Abstract
Purpose :
To study Homocysteine (Hcy) induced epigenetic modifications as potential mechanisms of blood retinal barrier (BRB) dysfunction.
Methods :
Retinal tissues isolated from 3 weeks old mice with elevated levels of Hcy due to lack of the enzyme cystathionine-β-synthase (cbs+/- and cbs-/-) and wild type (cbs+/+) mice as well as Human Retinal Endothelial cells (HRECS) and Human retinal pigmented epithelial cell line (ARPE-19) treated with or without Hcy (20,50 and 100mM) for 24 hours were subjected to evaluation of 1)- Histone deacetylases (HDAC) using HDAC Activity Colorimetric Assay Kit 2)- DNA methylation using EpiQuik DNA Methyltransferase (DNMT) Activity/Inhibition Assay Kit . 3) - miRNA analysis from retinas of mice with elevated Hcy level (cbs mice) was done, briefly, 12 mouse retinal RNA samples (4 cbs+/+, 4 cbs+/- and 4 cbs-/-) were assayed using Affymetrix GeneChip miRNA 3.0 array. Expression data was analyzed using Partek Genomics Suite. List of differentially expressed miRNAs were generated and imported into Ingenuity Pathway Analysis (Qiagen) for detection of predicted target genes and associated pathways.
Results :
Hcy induced significant increase in HDAC and DNMT activity in HRECs, ARPE-19, cbs+/- and cbs-/- mice retina.
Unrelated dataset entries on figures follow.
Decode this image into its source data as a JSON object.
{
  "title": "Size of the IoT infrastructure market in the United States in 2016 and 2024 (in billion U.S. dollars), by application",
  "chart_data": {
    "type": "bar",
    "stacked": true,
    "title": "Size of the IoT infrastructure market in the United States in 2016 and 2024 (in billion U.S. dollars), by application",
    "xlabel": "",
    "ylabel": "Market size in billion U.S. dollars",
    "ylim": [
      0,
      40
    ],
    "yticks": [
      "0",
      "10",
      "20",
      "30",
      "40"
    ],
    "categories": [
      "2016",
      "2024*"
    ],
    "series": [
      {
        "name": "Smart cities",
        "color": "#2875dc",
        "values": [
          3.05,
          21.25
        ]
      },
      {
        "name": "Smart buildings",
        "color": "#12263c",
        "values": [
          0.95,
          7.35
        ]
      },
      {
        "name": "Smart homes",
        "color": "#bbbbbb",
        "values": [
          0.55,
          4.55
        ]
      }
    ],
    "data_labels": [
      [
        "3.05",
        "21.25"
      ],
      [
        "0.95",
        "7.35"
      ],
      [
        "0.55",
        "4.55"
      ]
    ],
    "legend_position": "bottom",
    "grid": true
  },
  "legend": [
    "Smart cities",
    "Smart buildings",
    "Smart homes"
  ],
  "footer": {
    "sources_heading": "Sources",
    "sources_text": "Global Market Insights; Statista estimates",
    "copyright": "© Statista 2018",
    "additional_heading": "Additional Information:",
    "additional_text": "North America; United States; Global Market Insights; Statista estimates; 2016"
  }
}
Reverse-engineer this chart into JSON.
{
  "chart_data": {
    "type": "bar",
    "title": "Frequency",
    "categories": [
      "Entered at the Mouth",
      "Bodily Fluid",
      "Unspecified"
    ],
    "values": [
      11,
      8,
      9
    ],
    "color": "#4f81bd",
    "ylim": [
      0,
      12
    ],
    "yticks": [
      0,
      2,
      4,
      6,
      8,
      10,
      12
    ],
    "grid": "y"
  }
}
In addition miRNA profiling of cbs+/- and cbs-/- detected 127 miRNAs in cbs+/- (49 downregulated and 78 upregulated) and 39 miRNAs in cbs-/- (20 miRNAs downregulated and 19 upregulated) were statistically significant and differentially expressed in comparison to cbs+/+. miRNAs pathway analysis showed their involvement in ER stress, oxidative stress, inflammation, Hypoxia and angiogenesis pathways.
Conclusions :
Hcy induced Epigenetic modifications could represent novel biomarkers or therapeutic targets for retinal diseases associated with elevated Hcy such as age related macular degeneration and diabetic retinopathy.
This is an abstract that was submitted for the 2017 ARVO Annual Meeting, held in Baltimore, MD, May 7-11, 2017.